June 16, 2011 at 1:49 am
hey ,
I am tring to removed duplicates without distinct keyword and temp table.
please give me any idea.
June 16, 2011 at 5:12 am
u might wanna try this!!!!
SET ROWCOUNT 1
DELETE YOURTABLE
FROM YOURTABLE A WHERE (SELECT COUNT(*) FROM YOURTABLE B WHERE A.COLNAME=B.COLNAME) >1
WHILE @@ROWCOUNT >0
DELETE YOURTABLE
FROM YOURTABLE A WHERE (SELECT COUNT(*) FROM YOURTABLE B WHERE A.COLNAME=B.COLNAME ) >1
SET ROWCOUNT 0
June 16, 2011 at 6:00 am
You may want to use a Common Table Expression (CTE) for example:
CREATE TABLE T(Date_Stamp DATETIME,KW1 DECIMAL(5,1), KW2 DECIMAL(5,1))
INSERT INTO T
SELECT '12/10/2010', 5.3, 3.1 UNION ALL
SELECT '12/10/2010', 5.3, 3.1 UNION ALL
SELECT '12/9/2010', 4, 2 UNION ALL
SELECT '12/8/2010', 3, 1 UNION ALL
SELECT '12/7/2010', 7.4, 5 UNION ALL
SELECT '12/7/2010', 7.4, 5 UNION ALL
SELECT '12/7/2010', 7.4, 5
;with cte
as (select row_number() over(partition by Date_Stamp,KW1,KW2 order by Date_Stamp) as rn,
KW1,KW2,Date_Stamp
from T)
SELECT * FROM cte
Result):
rnKW1KW2Date_Stamp
17.45.02010-12-07 00:00:00.000
27.45.02010-12-07 00:00:00.000
37.45.02010-12-07 00:00:00.000
13.01.02010-12-08 00:00:00.000
14.02.02010-12-09 00:00:00.000
15.33.12010-12-10 00:00:00.000
25.33.12010-12-10 00:00:00.000
Once you have verified the data, then replace the SELECT * FROM CTE statment with:
DELETE FROM cte WHERE rn > 1
For a matter of record the above code was copied from a posting by Jeff Moden on a SSC forum, and not my work, but one I use frequently.
June 16, 2011 at 6:01 am
I like using subqueries and an Identity column. If you don't have an Identity, add it to the table. Then join the table to a subquery searching for the MIN() Identity. In the ON clause, match on the PK (or all the columns except the PK if the PK is the identity) where IdentityValue <> IdentityValue.
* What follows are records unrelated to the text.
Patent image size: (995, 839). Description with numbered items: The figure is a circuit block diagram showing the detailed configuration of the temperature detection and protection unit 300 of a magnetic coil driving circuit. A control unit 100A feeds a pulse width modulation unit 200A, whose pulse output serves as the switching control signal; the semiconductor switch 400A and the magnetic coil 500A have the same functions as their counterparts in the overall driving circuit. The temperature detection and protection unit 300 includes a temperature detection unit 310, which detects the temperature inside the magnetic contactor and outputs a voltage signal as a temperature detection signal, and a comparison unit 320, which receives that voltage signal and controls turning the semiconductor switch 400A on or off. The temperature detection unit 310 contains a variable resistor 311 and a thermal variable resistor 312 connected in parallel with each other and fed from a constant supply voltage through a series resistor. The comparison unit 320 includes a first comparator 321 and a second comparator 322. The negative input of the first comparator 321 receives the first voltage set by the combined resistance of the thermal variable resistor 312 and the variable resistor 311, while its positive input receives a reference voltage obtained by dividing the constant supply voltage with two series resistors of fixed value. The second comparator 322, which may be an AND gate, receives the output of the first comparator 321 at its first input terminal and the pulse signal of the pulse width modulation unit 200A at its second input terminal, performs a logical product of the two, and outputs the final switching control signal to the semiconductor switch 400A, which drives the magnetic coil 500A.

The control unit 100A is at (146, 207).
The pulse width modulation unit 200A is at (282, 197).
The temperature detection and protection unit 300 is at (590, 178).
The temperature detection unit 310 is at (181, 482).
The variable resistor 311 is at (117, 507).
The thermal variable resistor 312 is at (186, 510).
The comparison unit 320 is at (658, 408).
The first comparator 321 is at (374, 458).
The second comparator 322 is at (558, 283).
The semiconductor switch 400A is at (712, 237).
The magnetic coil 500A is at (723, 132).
Do it as a Select statement to make sure it looks right, then turn it into a DELETE.
June 16, 2011 at 11:45 pm
Great Job dude ur script works. but can u explain me that code.
June 17, 2011 at 4:40 am
vaibhavraut88 (6/16/2011)
Great Job dude ur script works. but can u explain me that code.
Look up Common Table Expressions and Row_Number() in Books Online, or Google the phrases. There's a lot to know about CTEs and the best way to understand it is to learn it.
If it's the rest of the SELECT statement that you're having issues with, then I suggest you reverse engineer the code to a point where you can see what's going on. Start with the base SELECT statement, then start adding things (looking up terms along the way) until you get to a point of confusion. Then ask us specifically about that point.
As one of the frequent posters on this forum likes to say, "Don't use this code in a production environment until you understand what it does. After all, you'll be the one supporting it."
June 17, 2011 at 5:01 am
vaibhavraut88 (6/16/2011)
Great Job dude ur script works. but can u explain me that code.
Ummm.... which script? The one with the WHILE Loop or the other one?
--Jeff Moden
Change is inevitable... Change for the better is not.
June 17, 2011 at 5:03 am
Sriram.RM (6/16/2011)
u might wanna try this!!!!SET ROWCOUNT 1
DELETE YOURTABLE
FROM YOURTABLE A WHERE (SELECT COUNT(*) FROM YOURTABLE B WHERE A.COLNAME=B.COLNAME) >1
WHILE @@ROWCOUNT >0
DELETE YOURTABLE
FROM YOURTABLE A WHERE (SELECT COUNT(*) FROM YOURTABLE B WHERE A.COLNAME=B.COLNAME ) >1
SET ROWCOUNT 0
You should really set up a test on a million rows that has a fair number of duplicates and see how slow that actually is. Also, it may not matter if you're stuck in 2k5 but just so you know, SET ROWCOUNT has been deprecated and will be removed from future versions of SQL Server.
--Jeff Moden
Change is inevitable... Change for the better is not.
June 17, 2011 at 5:08 am
bitbucket-25253 (6/16/2011)
For a matter of record the above code was copied from a posting by Jeff Moden on a SSC forum, and not my work, but one I use frequently.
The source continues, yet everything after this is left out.